Stacie Leutner also said she has thought about the mother and father on the other side of the shattered friendship.
"I was angry for a long time, especially [at] Morgan's parents, knowing that Morgan's dad had schizophrenia. ... For a long time I thought that they were maybe just in denial and ignoring her symptoms," Stacie Leutner said. "But I'm not angry anymore, because I recognize that they're going through their own hell."
Geyser and Weier were charged in adult court with first-degree attempted intentional homicide after the attack.
Weier pleaded guilty to a lesser charge and was found by a jury to be not guilty by mental disease or defect in 2017. Geyser pleaded guilty to the first-degree charges against her. In 2018, as a part of her plea agreement with prosecutors, Geyser was convicted but found not guilty by reason of mental disease or defect.
Weier and Geyser each were sentenced to up to 25 years and up to 40 years, respectively, in a mental health institution.
Leutner said she is aware of the longstanding public debate about whether the two girls were old enough to be charged in adult court, but doesn't herself question whether their cases should have been handled in juvenile court.
"Adult crime is adult court," Leutner said. "If they had stolen a candy bar, sure that's a child. But you tried to kill somebody.
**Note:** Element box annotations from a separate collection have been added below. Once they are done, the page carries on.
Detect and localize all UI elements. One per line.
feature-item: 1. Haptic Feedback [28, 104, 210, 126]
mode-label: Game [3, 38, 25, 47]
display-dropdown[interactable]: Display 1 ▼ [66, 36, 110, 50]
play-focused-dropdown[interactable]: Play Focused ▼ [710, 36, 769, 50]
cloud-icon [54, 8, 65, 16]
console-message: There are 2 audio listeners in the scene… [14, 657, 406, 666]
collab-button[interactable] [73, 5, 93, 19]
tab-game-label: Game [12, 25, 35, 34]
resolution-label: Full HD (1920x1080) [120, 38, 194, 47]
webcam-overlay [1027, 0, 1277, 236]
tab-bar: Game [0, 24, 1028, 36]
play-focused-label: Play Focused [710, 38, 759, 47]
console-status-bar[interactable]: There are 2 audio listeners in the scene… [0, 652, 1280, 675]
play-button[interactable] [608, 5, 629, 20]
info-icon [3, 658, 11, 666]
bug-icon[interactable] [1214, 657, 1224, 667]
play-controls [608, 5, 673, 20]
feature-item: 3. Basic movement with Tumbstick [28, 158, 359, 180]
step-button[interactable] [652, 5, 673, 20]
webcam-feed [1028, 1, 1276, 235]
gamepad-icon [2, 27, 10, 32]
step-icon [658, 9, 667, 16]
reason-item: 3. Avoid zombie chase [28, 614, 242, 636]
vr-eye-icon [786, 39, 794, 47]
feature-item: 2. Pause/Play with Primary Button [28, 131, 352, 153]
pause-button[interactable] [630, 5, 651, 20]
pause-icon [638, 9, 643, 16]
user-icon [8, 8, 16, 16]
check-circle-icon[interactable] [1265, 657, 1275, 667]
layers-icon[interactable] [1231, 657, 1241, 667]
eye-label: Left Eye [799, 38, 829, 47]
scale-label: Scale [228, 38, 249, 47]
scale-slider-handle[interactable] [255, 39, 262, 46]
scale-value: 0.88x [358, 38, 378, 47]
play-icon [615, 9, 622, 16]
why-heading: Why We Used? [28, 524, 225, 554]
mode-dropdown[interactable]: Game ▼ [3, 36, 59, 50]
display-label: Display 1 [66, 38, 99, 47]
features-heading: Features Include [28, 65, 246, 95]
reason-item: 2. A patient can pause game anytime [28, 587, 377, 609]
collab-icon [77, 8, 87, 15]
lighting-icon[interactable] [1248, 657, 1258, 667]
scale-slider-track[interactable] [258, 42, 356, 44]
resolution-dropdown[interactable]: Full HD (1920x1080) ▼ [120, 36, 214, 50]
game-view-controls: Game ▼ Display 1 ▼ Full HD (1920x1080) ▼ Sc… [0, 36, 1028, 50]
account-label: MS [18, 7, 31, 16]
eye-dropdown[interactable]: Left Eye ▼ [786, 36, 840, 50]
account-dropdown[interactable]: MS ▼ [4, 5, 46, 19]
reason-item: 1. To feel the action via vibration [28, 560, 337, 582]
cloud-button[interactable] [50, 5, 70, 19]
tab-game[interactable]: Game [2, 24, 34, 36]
That's an adult crime."
Leutner said she doesn't ever want to see or talk to Geyser or Weier again, and said what Geyser did was "probably unforgivable." She knows Geyser is already eligible to petition the court for release from the mental institution, but said she doesn't fear her eventual release.
"If she ever like tried to come by me, she would go right back where she was," Leutner said.
Stacie Leutner acknowledged her own reservations about Geyser potentially petitioning for release soon.
"I don't know that I'm comfortable with her being released right now," Stacie Leutner said. "I know that their sentences were up to 25 and 40 years, and if that's how long it takes, then that's how long it takes."
Payton Leutner on what she would tell her former best friend who attacked her
Payton Leutner even surprised herself when responding to the question of what she would like Geyser to know, she said.
"I would probably, initially thank her," Leutner said to Muir. "I would say, 'Just because of what she did, I have the life I have now. I really, really like it and I have a plan. I didn't have a plan when I was 12, and now I do because of everything that I went through.'"
"I wouldn't think that someone who went through what I did would ever say that," Leutner said. "But that's truly how I feel. Without the whole situation, I wouldn't be who I am."
Leutner is a senior in high school and plans to attend college in fall 2020. She said she'd like to pursue a career in the medical field, which she believes is a goal inspired by what happened to her.
To the many people who supported Leutner and sent her well-wishes through the years, she said she is "very grateful for all of the love and support." She said she now wants people to know that she is doing well and that her hope for moving forward is to "put everything behind me and live my life normally."
"We've seen her go from a victim to a survivor," said Leutner family spokesman Steve Lyons of SJL Government Affairs and Communications. "Now she's a young lady with a really bright future ... [She has] great grades, great friends. She's got so much to live for and I can't wait to see what the next chapter of her life is."
As far as "Slender Man" goes, Leutner said she had advice for parents whose children might not understand the difference between what is real and fake online.
"Parents need to talk to their kids directly, saying, 'This is not real. This is fake,'" she said to Muir.
She also shared some sage advice to young people regarding bad friendships that she wished she'd known at 12 years old.
"Get out before something bad happens to you," Leutner said. "Even if you're guilted into it, if you've been friends with them for years. … If you feel something is bad, you need to get out while you still can."